It was welcoming news when I heard of the Environmental Management Authority’s serious stance on water pollution and its amended policy that would effectively deal with companies and organisations that flagrantly and without care pollute our waterways, rivers and seas.
Why did this take so long in coming? It is not like we have not observed over the years the brazen act by companies who caused contaminants from their activities to pollute our waterways, rivers and swamps.
The EMA, which sometimes appears to lack cogency and assertiveness, has lifted the veil of timidity and is targeting polluters in terms of point source. Once the policy is implemented, companies will be required to get a permit from the EMA or pay up to TT$100,000 in fees for violation of the policy.
How will the EMA decide on the amount to be paid by big business, the ‘small man’ or even individuals is the fine print that may require direction from the relevant international environmental watchdogs. But certainly, this is welcomed news for all proponents of the environment.
For the uninformed, point source is the single location from which contaminants are introduced into the air, water or soil. Let’s look at the neighborhood mechanic, for instance, whose garage accumulates waste from cars’ engine oil.
That contaminated waste oil should, under law, be sent to a treatment company for recycling. But because of bad habit or a lack of environmental awareness, the oil is dumped into the ground and allowed to enter our underground water supply, where it can further spread into aquifers, rivers and eventually the sea.
The EMA has to bring awareness to sole traders like the neighbourhood mechanic, ‘mom-and-pop shops’ and small businesses; because long-standing habits are hard to shake off. But once they have been educated and understand the consequence of their actions, they would be fined if their behaviour does not change.
These laws and fines must be comprehensive and enforced to prevent abuse.
“Those who produce pollution should bear the costs of managing it to prevent damage to human health or the environment.”
This is the ‘polluter pays’ principle [incorporated at the 1992 Rio Summit], which is commonly accepted practice.
Water pollution is no frivolous issue and must be given prominence, in the same way we address climate change and air pollution. Water degradation is the leading cause of waterborne disease that affects human health.
We all witnessed the severe flooding last year and ought to be very concerned that, as an island susceptible to torrential rainfall, we can easily fall victim to communicable water-borne diseases such as typhoid fever, cholera and vector-borne diseases such as malaria dengue hemorrhagic fever.

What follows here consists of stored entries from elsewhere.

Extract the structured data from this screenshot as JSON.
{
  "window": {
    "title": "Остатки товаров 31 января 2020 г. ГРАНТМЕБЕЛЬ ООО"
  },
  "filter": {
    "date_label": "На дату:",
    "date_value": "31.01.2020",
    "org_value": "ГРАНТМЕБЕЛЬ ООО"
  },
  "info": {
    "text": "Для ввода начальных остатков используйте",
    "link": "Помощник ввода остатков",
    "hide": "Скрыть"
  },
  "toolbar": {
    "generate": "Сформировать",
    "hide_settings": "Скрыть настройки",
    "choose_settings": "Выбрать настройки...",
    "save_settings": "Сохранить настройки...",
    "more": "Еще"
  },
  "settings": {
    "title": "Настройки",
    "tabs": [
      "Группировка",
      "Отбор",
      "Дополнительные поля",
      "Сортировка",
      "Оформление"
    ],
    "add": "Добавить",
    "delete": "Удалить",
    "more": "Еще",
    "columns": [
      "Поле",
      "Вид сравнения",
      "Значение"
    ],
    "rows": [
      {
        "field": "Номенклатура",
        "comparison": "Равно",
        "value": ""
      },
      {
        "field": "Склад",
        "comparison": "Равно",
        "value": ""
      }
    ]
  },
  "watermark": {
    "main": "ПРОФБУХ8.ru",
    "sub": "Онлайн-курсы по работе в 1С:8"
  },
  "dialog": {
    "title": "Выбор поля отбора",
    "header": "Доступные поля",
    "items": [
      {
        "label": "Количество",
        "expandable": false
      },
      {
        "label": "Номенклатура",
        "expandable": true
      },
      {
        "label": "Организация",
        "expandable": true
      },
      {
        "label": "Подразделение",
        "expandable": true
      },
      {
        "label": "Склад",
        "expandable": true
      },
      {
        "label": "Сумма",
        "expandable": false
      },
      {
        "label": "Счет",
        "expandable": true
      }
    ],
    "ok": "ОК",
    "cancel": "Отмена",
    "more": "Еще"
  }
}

And while big oil spills may grab our attention, we must not forget that the agricultural sector also contributes to water degradation and pollution; every time it rains, fertilisers, pesticides and harmful pathogens are washed into our waterways. The EMA must therefore address farmers whose activities are major contributors to contamination in our estuaries and groundwater.
Often times, people in authority put business and growth before the protection of our natural environment. But the truth is, if we want an economy that provides for everyone’s needs in the long term, we need to reverse the damage to the environment around us.
Surely the EMA, which overnight has found its vertebrae, must continue its drive to restructure its mandate, amend policies and educate the population on all issues relating to our environment—biotic and abiotic—in order to protect our natural world.